The chronic nandrolone treatment impairs the exercise-induced cardioprotection against ischaemia/reperfusion injury by activating Aggrenox Tablet the cardiac renin-angiotensin-aldosterone system and downregulating KATP channel expression.

cozaar generic picture 2016-09-04

In vitro cultured RIN-m cells were divided into control group, 100 nmol/L AngII group Antabuse Missed Dose and losartan pretreatment group. After cell incubation with the corresponding agents for 24 h, the amount of basal (3.3 mmol/L) and glucose-stimulated (16.7 mmol/L) insulin secretion (GSIS) was detected by radioimmunoassay, and the cellular reactive oxygen species (ROS) was assayed by flow cytometry with DCFH-DA staining; the mRNA and protein expressions of uncoupling protein 2 (UCP2) were determined by RT-PCR and Western blotting, respectively.

cozaar pill 2017-01-11

DDAH-1 was positively regulated by losartan and pentoxifylline with its antioxidative effect in albumin-exposed renal Bystolic Generic Alternative proximal tubular cells. Combined treatment with losartan and pentoxifylline has a direct beneficial effect on expression of renal DDAH-1, and, thus, at least in part, modulates the circulatory levels of ADMA in proteinuric nephropathy.

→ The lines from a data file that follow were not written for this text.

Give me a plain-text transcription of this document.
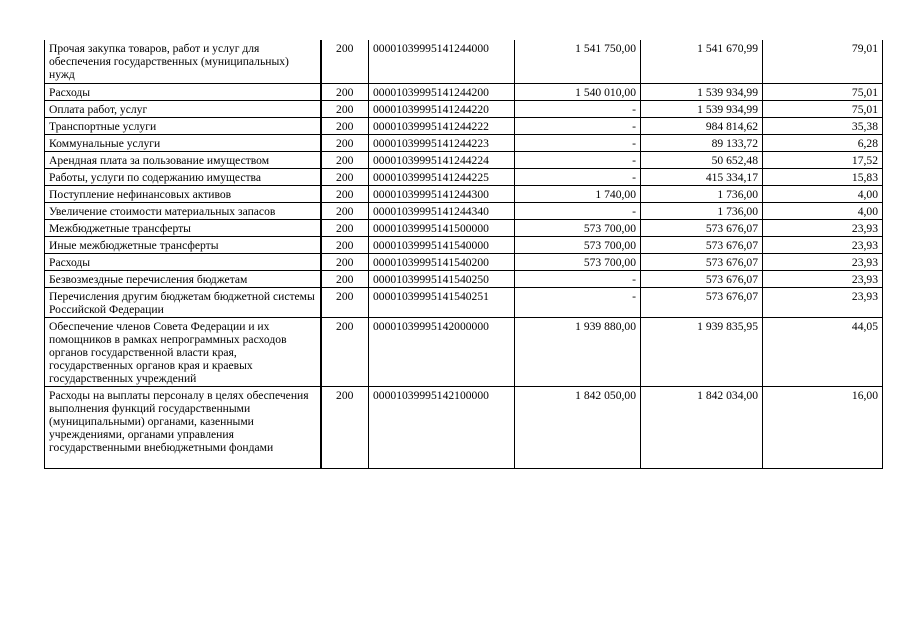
Прочая закупка товаров, работ и услуг для обеспечения государственных (муниципальных) нужд	200	00001039995141244000	1 541 750,00	1 541 670,99	79,01
Расходы	200	00001039995141244200	1 540 010,00	1 539 934,99	75,01
Оплата работ, услуг	200	00001039995141244220	-	1 539 934,99	75,01
Транспортные услуги	200	00001039995141244222	-	984 814,62	35,38
Коммунальные услуги	200	00001039995141244223	-	89 133,72	6,28
Арендная плата за пользование имуществом	200	00001039995141244224	-	50 652,48	17,52
Работы, услуги по содержанию имущества	200	00001039995141244225	-	415 334,17	15,83
Поступление нефинансовых активов	200	00001039995141244300	1 740,00	1 736,00	4,00
Увеличение стоимости материальных запасов	200	00001039995141244340	-	1 736,00	4,00
Межбюджетные трансферты	200	00001039995141500000	573 700,00	573 676,07	23,93
Иные межбюджетные трансферты	200	00001039995141540000	573 700,00	573 676,07	23,93
Расходы	200	00001039995141540200	573 700,00	573 676,07	23,93
Безвозмездные перечисления бюджетам	200	00001039995141540250	-	573 676,07	23,93
Перечисления другим бюджетам бюджетной системы Российской Федерации	200	00001039995141540251	-	573 676,07	23,93
Обеспечение членов Совета Федерации и их помощников в рамках непрограммных расходов органов государственной власти края, государственных органов края и краевых государственных учреждений	200	00001039995142000000	1 939 880,00	1 939 835,95	44,05
Расходы на выплаты персоналу в целях обеспечения выполнения функций государственными (муниципальными) органами, казенными учреждениями, органами управления государственными внебюджетными фондами	200	00001039995142100000	1 842 050,00	1 842 034,00	16,00
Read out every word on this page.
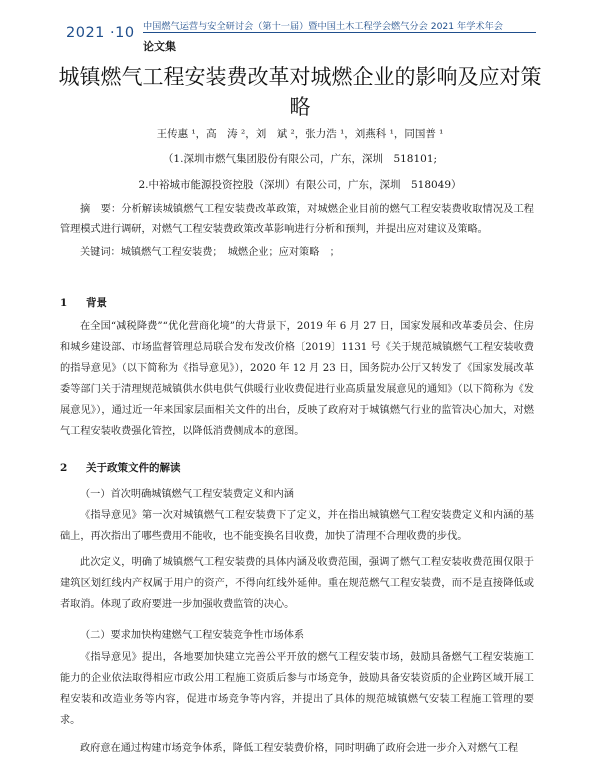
2021 ·10 中国燃气运营与安全研讨会（第十一届）暨中国土木工程学会燃气分会 2021 年学术年会
论文集
城镇燃气工程安装费改革对城燃企业的影响及应对策略
王传惠 ¹，高　涛 ²，刘　斌 ²，张力浩 ¹，刘燕科 ¹，同国普 ¹
（1.深圳市燃气集团股份有限公司，广东，深圳　518101;
2.中裕城市能源投资控股（深圳）有限公司，广东，深圳　518049）
摘　要：分析解读城镇燃气工程安装费改革政策，对城燃企业目前的燃气工程安装费收取情况及工程管理模式进行调研，对燃气工程安装费政策改革影响进行分析和预判，并提出应对建议及策略。
关键词：城镇燃气工程安装费；　城燃企业；应对策略　；
1 背景
在全国“减税降费”“优化营商化境”的大背景下，2019 年 6 月 27 日，国家发展和改革委员会、住房和城乡建设部、市场监督管理总局联合发布发改价格〔2019〕1131 号《关于规范城镇燃气工程安装收费的指导意见》（以下简称为《指导意见》），2020 年 12 月 23 日，国务院办公厅又转发了《国家发展改革委等部门关于清理规范城镇供水供电供气供暖行业收费促进行业高质量发展意见的通知》（以下简称为《发展意见》），通过近一年来国家层面相关文件的出台，反映了政府对于城镇燃气行业的监管决心加大，对燃气工程安装收费强化管控，以降低消费侧成本的意图。
2 关于政策文件的解读
（一）首次明确城镇燃气工程安装费定义和内涵
《指导意见》第一次对城镇燃气工程安装费下了定义，并在指出城镇燃气工程安装费定义和内涵的基础上，再次指出了哪些费用不能收，也不能变换名目收费，加快了清理不合理收费的步伐。
此次定义，明确了城镇燃气工程安装费的具体内涵及收费范围，强调了燃气工程安装收费范围仅限于建筑区划红线内产权属于用户的资产，不得向红线外延伸。重在规范燃气工程安装费，而不是直接降低或者取消。体现了政府要进一步加强收费监管的决心。
（二）要求加快构建燃气工程安装竞争性市场体系
《指导意见》提出，各地要加快建立完善公平开放的燃气工程安装市场，鼓励具备燃气工程安装施工能力的企业依法取得相应市政公用工程施工资质后参与市场竞争，鼓励具备安装资质的企业跨区域开展工程安装和改造业务等内容，促进市场竞争等内容，并提出了具体的规范城镇燃气安装工程施工管理的要求。
政府意在通过构建市场竞争体系，降低工程安装费价格，同时明确了政府会进一步介入对燃气工程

cozaar water pill 2015-02-05

Fifteen healthy volunteers, five from each genotype: CYP2C9*1/*1, *1/*2, and *1/*3.

cozaar generic medication 2017-02-24

8-OHdG levels were significantly decreased after treatment in the E+L+ and L+ groups (P < 0.001, P = 0.001, respectively). Only the TT genotype of AGT had the most antioxidative role regarding the treatment (P = 0.01). We found a remarkable correlation between MDA and DNA damage levels before and after intervention (r = 0.48, P < 0.001; r = 0.35, P = 0.006).